Dall'estratto di zafferano una possibile arma contro l'Alzheimer
Salute e BenessereSecondo uno studio italiano la sostanza sarebbe in grado di favorire la degradazione della proteina tossica beta-amiloide, ritenuta tra le cause più probabili della malattia
Uno studio italiano apre una nuova possibilità per la lotta contro l'Alzheimer. Secondo il lavoro pubblicato sul Journal of the Neurological Science da Antonio Orlacchio del Laboratorio di Neurogenetica - Centro Europeo di Ricerca sul Cervello (CERC) - IRCCS Santa Lucia e dal suo team, un estratto di zafferano potrebbe infatti favorire la degradazione della proteina tossica beta-amiloide, che secondo gli studiosi sarebbe la più probabile causa della malattia.
Il ruolo della trans-crocetina
La ricerca scientifica, condotta su cellule di pazienti studiate in provetta ha portato a risultati molto promettenti.
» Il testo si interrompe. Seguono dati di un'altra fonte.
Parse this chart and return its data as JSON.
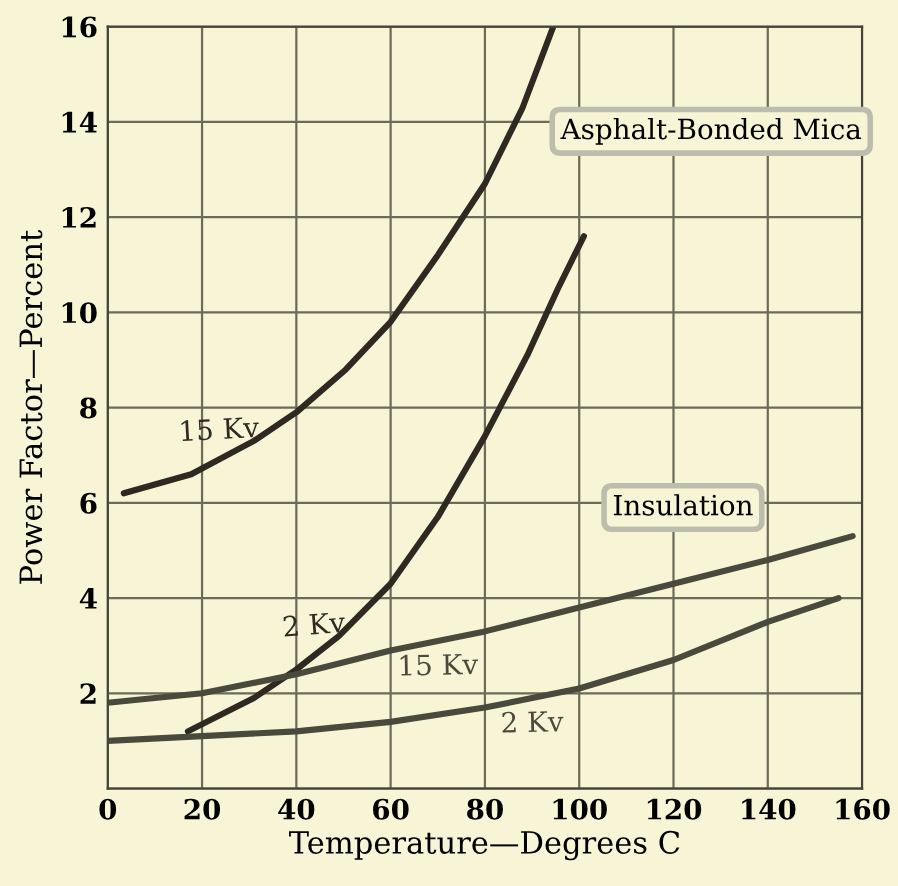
{
  "chart_data": {
    "type": "line",
    "xlabel": "Temperature—Degrees C",
    "ylabel": "Power Factor—Percent",
    "xlim": [
      0,
      160
    ],
    "xticks": [
      0,
      20,
      40,
      60,
      80,
      100,
      120,
      140,
      160
    ],
    "ylim": [
      0,
      16
    ],
    "yticks": [
      {
        "value": 0,
        "label": null
      },
      2,
      4,
      6,
      8,
      10,
      12,
      14,
      16
    ],
    "grid": true,
    "legend": false,
    "marker": "none",
    "line_style": "solid",
    "annotations": [
      "Asphalt-Bonded Mica",
      "Insulation"
    ],
    "series": [
      {
        "name": "15 Kv",
        "color": "#2e2a22",
        "x": [
          3.4,
          17.7,
          31,
          40,
          50.5,
          60,
          70,
          80,
          88,
          94.5
        ],
        "values": [
          6.2,
          6.6,
          7.3,
          7.9,
          8.8,
          9.8,
          11.2,
          12.7,
          14.3,
          16
        ]
      },
      {
        "name": "2 Kv",
        "color": "#2e2a22",
        "x": [
          17,
          31,
          40,
          49,
          60,
          70,
          80,
          89,
          95.5,
          101
        ],
        "values": [
          1.2,
          1.9,
          2.5,
          3.2,
          4.3,
          5.7,
          7.4,
          9.1,
          10.5,
          11.6
        ]
      },
      {
        "name": "15 Kv",
        "color": "#4a4a3c",
        "x": [
          0,
          20,
          40,
          60,
          80,
          100,
          120,
          140,
          158
        ],
        "values": [
          1.8,
          2.0,
          2.4,
          2.9,
          3.3,
          3.8,
          4.3,
          4.8,
          5.3
        ]
      },
      {
        "name": "2 Kv",
        "color": "#4a4a3c",
        "x": [
          0,
          20,
          40,
          60,
          80,
          100,
          120,
          140,
          155
        ],
        "values": [
          1.0,
          1.1,
          1.2,
          1.4,
          1.7,
          2.1,
          2.7,
          3.5,
          4.0
        ]
      }
    ]
  }
}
Nello studio sono state prese in esame le cellule immunitarie di 22 pazienti affetti dalla forma più diffusa di Alzheimer e con un quadro di declino cognitivo ancora lieve. Le cellule sono state trattate in provetta con la trans-crocetina, un componente attivo dello zafferano. Secondo i risultati della ricerca, questa sostanza favorirebbe la degradazione della proteina tossica beta-amiloide attraverso il potenziamento dell'attività di un enzima di degradazione cellulare chiamato catepsina B, reso più efficiente proprio dal componente attivo.
Le proprietà dello zafferano
Non è la prima volta che lo zafferano viene utilizzato per studi sulla salute umana. Questa spezia contiene infatti potenti antiossidanti, tra i quali molecole bioattive come crocine e crocetine, dotate di un importante potenziale neuroprotettivo. In altri studi lo zafferano si è dimostrato efficace nel trattamento di tessuti neurali degenerati come la retina mentre crocine e crocetine hanno mostrato effetti antinfiammatori in cellule cerebrali in provetta.
Nuovi farmaci?
I risultati dello studio di Orlacchio e del suo team aprono alla possibilità di testare l'integrazione dietetica con zafferano direttamente su pazienti affetti dalla forma più diffusa della malattia, vale a dire quella non ereditaria. Qualora fosse confermato il potenziale di contrasto all'accumulo della proteina beta-amiloide, non sarebbe esclusa la produzione di nuovi farmaci contro l'Alzheimer dallo zafferano. "Il prossimo step - spiega Orlacchio - sarà quello di allargare lo studio a livello cellulare prima di passare, spero a breve, a un trial clinico sull'uomo. Un lavoro sui pazienti, per verificare l'effetto di questo approccio. Naturalmente occorrerà evitare anche i possibili effetti collaterali, ma i risultati visti a livello laboratoristico ci fanno ben sperare".